Dendritic cell derived exosomes loaded with immunoregulatory cargo reprogram local immune responses and inhibit degenerative bone disease in vivo.
Elashiry, M. et al., Journal of Extracellular Vesicles 9, 1795362 (2020).
doi: 10.1080/20013078.2020.1795362
Summary
This recently published study is the first demonstration of DC exosome-based therapy for a degenerative alveolar bone disease and provides the basis for a novel treatment strategy.
Periodontitis (PD) is a chronic bone disease that affects over 50% of the U.S. population. Severe PD lesions are infiltrated with B cells, macrophages, and dendritic cell (DC) clusters with CD4+T cells. The immune response can be shaped based on the maturation status of DCs, yet no effective immunomodulatory agent for PD has been identified. The goal of the current study was to characterize the immunobiology of DC derived exosome subtypes in vitro and in vivo and their ability to reprogram immune cells responsible for inflammatory bone loss.
The authors have used nanoScan SPECT/CT for imaging of exosome biodistribution in the murine periodontitis model.
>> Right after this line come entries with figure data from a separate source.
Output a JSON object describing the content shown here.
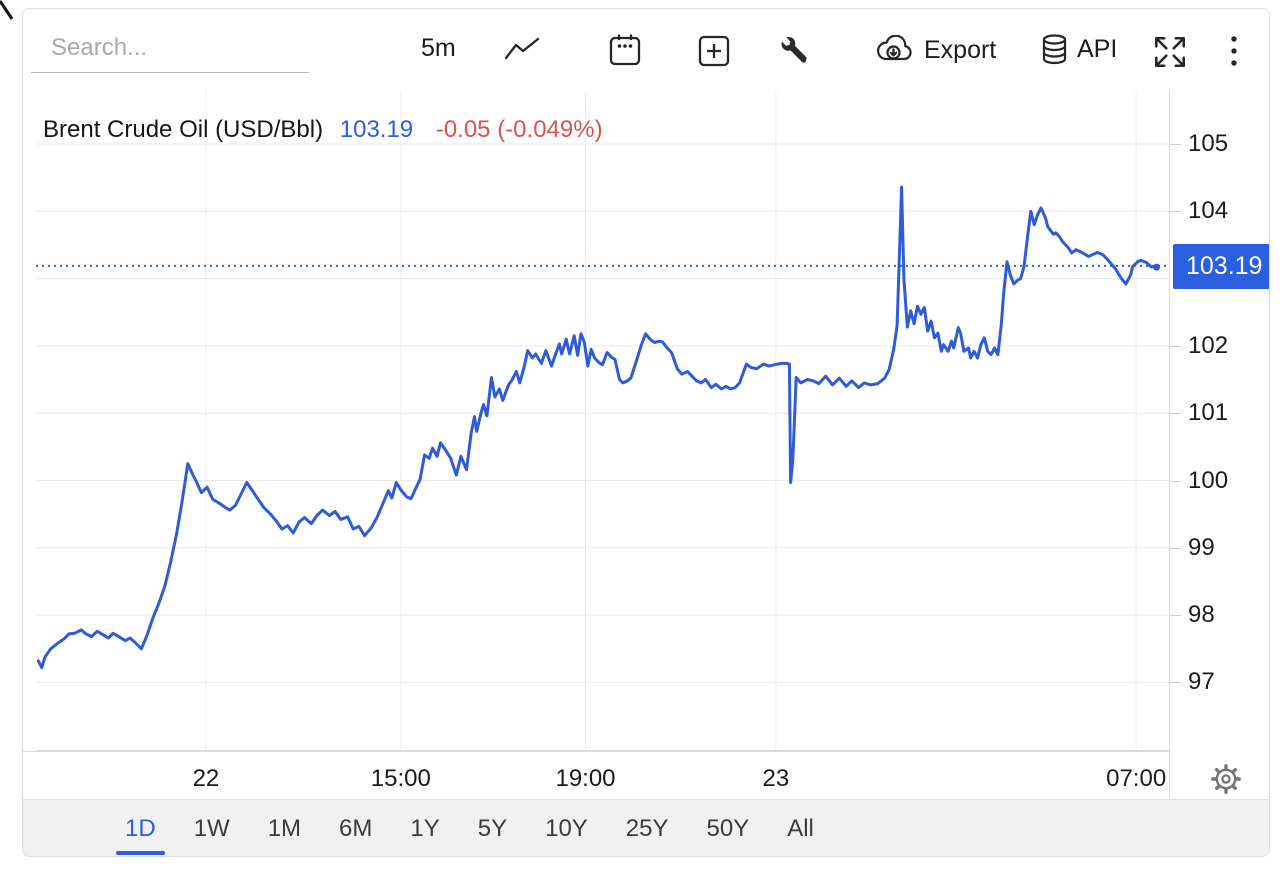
{
  "colors": {
    "accent": "#2a5fdf",
    "line": "#2f5cd6",
    "negative": "#d9534f",
    "grid": "#e9e9e9",
    "vgrid": "#ececec",
    "icon": "#262626",
    "gear": "#757575"
  },
  "toolbar": {
    "search_placeholder": "Search...",
    "interval_label": "5m",
    "export_label": "Export",
    "api_label": "API"
  },
  "header": {
    "instrument": "Brent Crude Oil (USD/Bbl)",
    "price": "103.19",
    "change": "-0.05 (-0.049%)"
  },
  "price_axis": {
    "current_label": "103.19",
    "labels": [
      {
        "text": "105",
        "value": 105
      },
      {
        "text": "104",
        "value": 104
      },
      {
        "text": "102",
        "value": 102
      },
      {
        "text": "101",
        "value": 101
      },
      {
        "text": "100",
        "value": 100
      },
      {
        "text": "99",
        "value": 99
      },
      {
        "text": "98",
        "value": 98
      },
      {
        "text": "97",
        "value": 97
      }
    ]
  },
  "range_tabs": {
    "active": "1D",
    "items": [
      "1D",
      "1W",
      "1M",
      "6M",
      "1Y",
      "5Y",
      "10Y",
      "25Y",
      "50Y",
      "All"
    ]
  },
  "chart_data": {
    "type": "line",
    "title": "Brent Crude Oil (USD/Bbl)",
    "last_price": 103.19,
    "change": -0.05,
    "change_pct": "-0.049%",
    "interval": "5m",
    "range": "1D",
    "ylim": [
      96,
      105.8
    ],
    "grid": true,
    "yticks": [
      97,
      98,
      99,
      100,
      101,
      102,
      103,
      104,
      105
    ],
    "current_price_line": 103.19,
    "xticks": [
      {
        "label": "22",
        "f": 0.15
      },
      {
        "label": "15:00",
        "f": 0.322
      },
      {
        "label": "19:00",
        "f": 0.485
      },
      {
        "label": "23",
        "f": 0.653
      },
      {
        "label": "07:00",
        "f": 0.971
      }
    ],
    "series": [
      {
        "name": "Brent Crude Oil",
        "points": [
          [
            0.002,
            97.32
          ],
          [
            0.005,
            97.22
          ],
          [
            0.008,
            97.38
          ],
          [
            0.013,
            97.5
          ],
          [
            0.019,
            97.58
          ],
          [
            0.025,
            97.65
          ],
          [
            0.029,
            97.72
          ],
          [
            0.034,
            97.73
          ],
          [
            0.04,
            97.78
          ],
          [
            0.044,
            97.72
          ],
          [
            0.049,
            97.68
          ],
          [
            0.054,
            97.76
          ],
          [
            0.058,
            97.72
          ],
          [
            0.064,
            97.66
          ],
          [
            0.068,
            97.73
          ],
          [
            0.073,
            97.68
          ],
          [
            0.079,
            97.62
          ],
          [
            0.083,
            97.66
          ],
          [
            0.087,
            97.6
          ],
          [
            0.093,
            97.5
          ],
          [
            0.098,
            97.7
          ],
          [
            0.103,
            97.95
          ],
          [
            0.109,
            98.2
          ],
          [
            0.114,
            98.45
          ],
          [
            0.119,
            98.8
          ],
          [
            0.124,
            99.2
          ],
          [
            0.129,
            99.7
          ],
          [
            0.134,
            100.25
          ],
          [
            0.138,
            100.1
          ],
          [
            0.141,
            100.0
          ],
          [
            0.146,
            99.82
          ],
          [
            0.151,
            99.9
          ],
          [
            0.156,
            99.72
          ],
          [
            0.162,
            99.66
          ],
          [
            0.167,
            99.6
          ],
          [
            0.171,
            99.56
          ],
          [
            0.176,
            99.63
          ],
          [
            0.181,
            99.8
          ],
          [
            0.186,
            99.97
          ],
          [
            0.191,
            99.85
          ],
          [
            0.196,
            99.72
          ],
          [
            0.201,
            99.6
          ],
          [
            0.207,
            99.5
          ],
          [
            0.212,
            99.4
          ],
          [
            0.217,
            99.28
          ],
          [
            0.222,
            99.33
          ],
          [
            0.227,
            99.22
          ],
          [
            0.232,
            99.38
          ],
          [
            0.237,
            99.45
          ],
          [
            0.243,
            99.36
          ],
          [
            0.248,
            99.48
          ],
          [
            0.253,
            99.56
          ],
          [
            0.259,
            99.48
          ],
          [
            0.264,
            99.54
          ],
          [
            0.269,
            99.42
          ],
          [
            0.275,
            99.46
          ],
          [
            0.28,
            99.28
          ],
          [
            0.285,
            99.32
          ],
          [
            0.29,
            99.18
          ],
          [
            0.296,
            99.3
          ],
          [
            0.301,
            99.45
          ],
          [
            0.306,
            99.65
          ],
          [
            0.311,
            99.85
          ],
          [
            0.314,
            99.74
          ],
          [
            0.318,
            99.97
          ],
          [
            0.322,
            99.86
          ],
          [
            0.327,
            99.76
          ],
          [
            0.331,
            99.73
          ],
          [
            0.335,
            99.88
          ],
          [
            0.339,
            100.02
          ],
          [
            0.343,
            100.38
          ],
          [
            0.347,
            100.33
          ],
          [
            0.35,
            100.48
          ],
          [
            0.354,
            100.36
          ],
          [
            0.357,
            100.56
          ],
          [
            0.362,
            100.44
          ],
          [
            0.366,
            100.33
          ],
          [
            0.371,
            100.08
          ],
          [
            0.375,
            100.36
          ],
          [
            0.38,
            100.16
          ],
          [
            0.384,
            100.7
          ],
          [
            0.387,
            100.95
          ],
          [
            0.389,
            100.73
          ],
          [
            0.393,
            101.02
          ],
          [
            0.395,
            101.13
          ],
          [
            0.398,
            100.96
          ],
          [
            0.402,
            101.53
          ],
          [
            0.405,
            101.24
          ],
          [
            0.409,
            101.36
          ],
          [
            0.412,
            101.19
          ],
          [
            0.417,
            101.42
          ],
          [
            0.42,
            101.49
          ],
          [
            0.424,
            101.62
          ],
          [
            0.427,
            101.45
          ],
          [
            0.431,
            101.7
          ],
          [
            0.434,
            101.93
          ],
          [
            0.438,
            101.82
          ],
          [
            0.441,
            101.88
          ],
          [
            0.446,
            101.74
          ],
          [
            0.45,
            101.93
          ],
          [
            0.455,
            101.7
          ],
          [
            0.458,
            101.85
          ],
          [
            0.462,
            102.03
          ],
          [
            0.464,
            101.88
          ],
          [
            0.468,
            102.1
          ],
          [
            0.471,
            101.88
          ],
          [
            0.475,
            102.15
          ],
          [
            0.478,
            101.86
          ],
          [
            0.481,
            102.18
          ],
          [
            0.484,
            102.05
          ],
          [
            0.487,
            101.7
          ],
          [
            0.49,
            101.95
          ],
          [
            0.493,
            101.82
          ],
          [
            0.497,
            101.75
          ],
          [
            0.5,
            101.72
          ],
          [
            0.504,
            101.9
          ],
          [
            0.508,
            101.83
          ],
          [
            0.511,
            101.8
          ],
          [
            0.515,
            101.5
          ],
          [
            0.518,
            101.45
          ],
          [
            0.522,
            101.48
          ],
          [
            0.525,
            101.52
          ],
          [
            0.53,
            101.78
          ],
          [
            0.534,
            102.0
          ],
          [
            0.538,
            102.18
          ],
          [
            0.542,
            102.1
          ],
          [
            0.546,
            102.05
          ],
          [
            0.55,
            102.07
          ],
          [
            0.553,
            102.06
          ],
          [
            0.557,
            101.97
          ],
          [
            0.561,
            101.9
          ],
          [
            0.566,
            101.66
          ],
          [
            0.57,
            101.58
          ],
          [
            0.575,
            101.62
          ],
          [
            0.579,
            101.55
          ],
          [
            0.583,
            101.48
          ],
          [
            0.587,
            101.45
          ],
          [
            0.591,
            101.5
          ],
          [
            0.596,
            101.38
          ],
          [
            0.6,
            101.43
          ],
          [
            0.605,
            101.36
          ],
          [
            0.609,
            101.4
          ],
          [
            0.613,
            101.36
          ],
          [
            0.617,
            101.38
          ],
          [
            0.621,
            101.45
          ],
          [
            0.627,
            101.73
          ],
          [
            0.631,
            101.68
          ],
          [
            0.636,
            101.66
          ],
          [
            0.642,
            101.73
          ],
          [
            0.647,
            101.7
          ],
          [
            0.652,
            101.72
          ],
          [
            0.658,
            101.74
          ],
          [
            0.663,
            101.74
          ],
          [
            0.665,
            101.73
          ],
          [
            0.666,
            99.97
          ],
          [
            0.668,
            100.3
          ],
          [
            0.671,
            101.53
          ],
          [
            0.675,
            101.45
          ],
          [
            0.681,
            101.5
          ],
          [
            0.686,
            101.48
          ],
          [
            0.691,
            101.44
          ],
          [
            0.697,
            101.55
          ],
          [
            0.703,
            101.42
          ],
          [
            0.709,
            101.52
          ],
          [
            0.715,
            101.4
          ],
          [
            0.72,
            101.48
          ],
          [
            0.726,
            101.38
          ],
          [
            0.731,
            101.45
          ],
          [
            0.737,
            101.42
          ],
          [
            0.743,
            101.44
          ],
          [
            0.749,
            101.52
          ],
          [
            0.753,
            101.65
          ],
          [
            0.757,
            101.95
          ],
          [
            0.76,
            102.3
          ],
          [
            0.762,
            103.3
          ],
          [
            0.764,
            104.36
          ],
          [
            0.766,
            103.0
          ],
          [
            0.769,
            102.28
          ],
          [
            0.772,
            102.52
          ],
          [
            0.775,
            102.33
          ],
          [
            0.778,
            102.59
          ],
          [
            0.781,
            102.47
          ],
          [
            0.784,
            102.57
          ],
          [
            0.787,
            102.22
          ],
          [
            0.79,
            102.37
          ],
          [
            0.793,
            102.12
          ],
          [
            0.796,
            102.19
          ],
          [
            0.799,
            101.92
          ],
          [
            0.801,
            102.02
          ],
          [
            0.805,
            101.92
          ],
          [
            0.808,
            102.07
          ],
          [
            0.81,
            101.97
          ],
          [
            0.814,
            102.27
          ],
          [
            0.816,
            102.19
          ],
          [
            0.819,
            101.92
          ],
          [
            0.823,
            101.97
          ],
          [
            0.825,
            101.82
          ],
          [
            0.828,
            101.92
          ],
          [
            0.831,
            101.82
          ],
          [
            0.834,
            102.02
          ],
          [
            0.837,
            102.12
          ],
          [
            0.84,
            101.92
          ],
          [
            0.843,
            101.87
          ],
          [
            0.846,
            101.97
          ],
          [
            0.849,
            101.87
          ],
          [
            0.852,
            102.32
          ],
          [
            0.854,
            102.77
          ],
          [
            0.857,
            103.25
          ],
          [
            0.86,
            103.05
          ],
          [
            0.863,
            102.92
          ],
          [
            0.866,
            102.97
          ],
          [
            0.869,
            103.0
          ],
          [
            0.872,
            103.18
          ],
          [
            0.875,
            103.6
          ],
          [
            0.878,
            104.0
          ],
          [
            0.881,
            103.8
          ],
          [
            0.884,
            103.95
          ],
          [
            0.887,
            104.05
          ],
          [
            0.891,
            103.9
          ],
          [
            0.893,
            103.77
          ],
          [
            0.898,
            103.66
          ],
          [
            0.9,
            103.68
          ],
          [
            0.903,
            103.63
          ],
          [
            0.906,
            103.55
          ],
          [
            0.911,
            103.46
          ],
          [
            0.914,
            103.38
          ],
          [
            0.918,
            103.43
          ],
          [
            0.922,
            103.4
          ],
          [
            0.926,
            103.36
          ],
          [
            0.929,
            103.33
          ],
          [
            0.933,
            103.36
          ],
          [
            0.937,
            103.39
          ],
          [
            0.942,
            103.35
          ],
          [
            0.946,
            103.28
          ],
          [
            0.951,
            103.18
          ],
          [
            0.953,
            103.14
          ],
          [
            0.958,
            103.0
          ],
          [
            0.962,
            102.92
          ],
          [
            0.966,
            103.05
          ],
          [
            0.968,
            103.18
          ],
          [
            0.973,
            103.26
          ],
          [
            0.975,
            103.27
          ],
          [
            0.98,
            103.24
          ],
          [
            0.984,
            103.18
          ],
          [
            0.989,
            103.17
          ]
        ]
      }
    ]
  }
}
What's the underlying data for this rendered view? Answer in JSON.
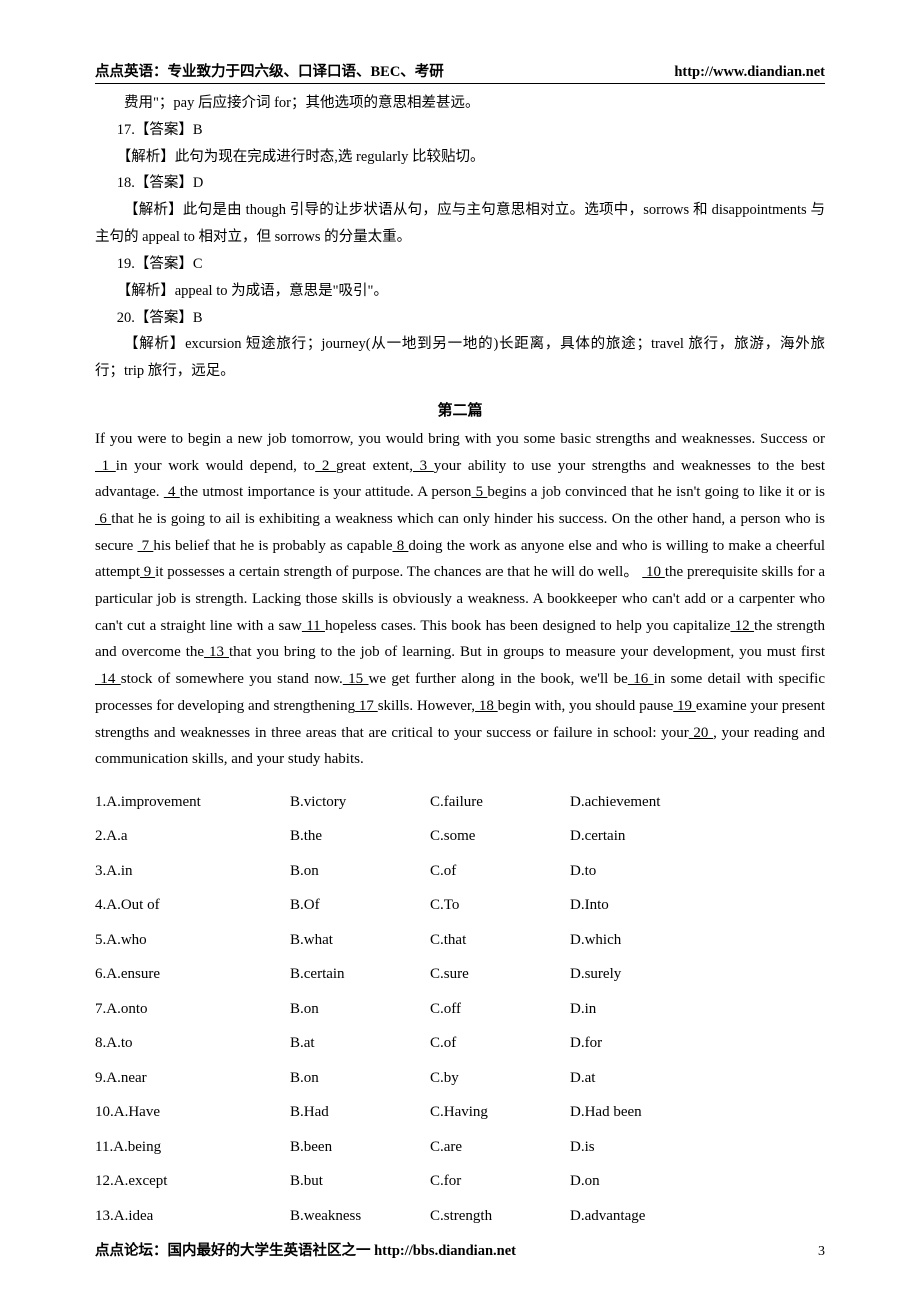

Results from nanoScan SPECT/CT
Locally administrated exosomes showed higher affinity and slower clearance from periodontal tissues in the inflammatory, alveolar bone loss model. (A) SPECT CT live animal in vivo imaging of free, In-111 (left) or In-111-labelled, exosomes (right) in mice after the 24h IV administration. (B) Local delivery of free, In-111 (left) or In-111-labelled, exosomes (right) by injection in the palatal gingiva at the right side of maxilla was utilized. (C) Radioactivity in maxilla, relative to the total, when free or bound to DC EXO, was expressed as a percentage determined by using SPECT CT images. (D) Radioactivity in maxilla, relative to the total, when free or bound to DC EXO, was expressed as a percentage, in post-mortem isolated maxilla, determined by a gamma counter. Mice were subjected to ligature placement to induce inflammatory bone loss prior to imaging. Yellow arrows delineate maxilla, white arrows liver, spleen and other non-oral sites.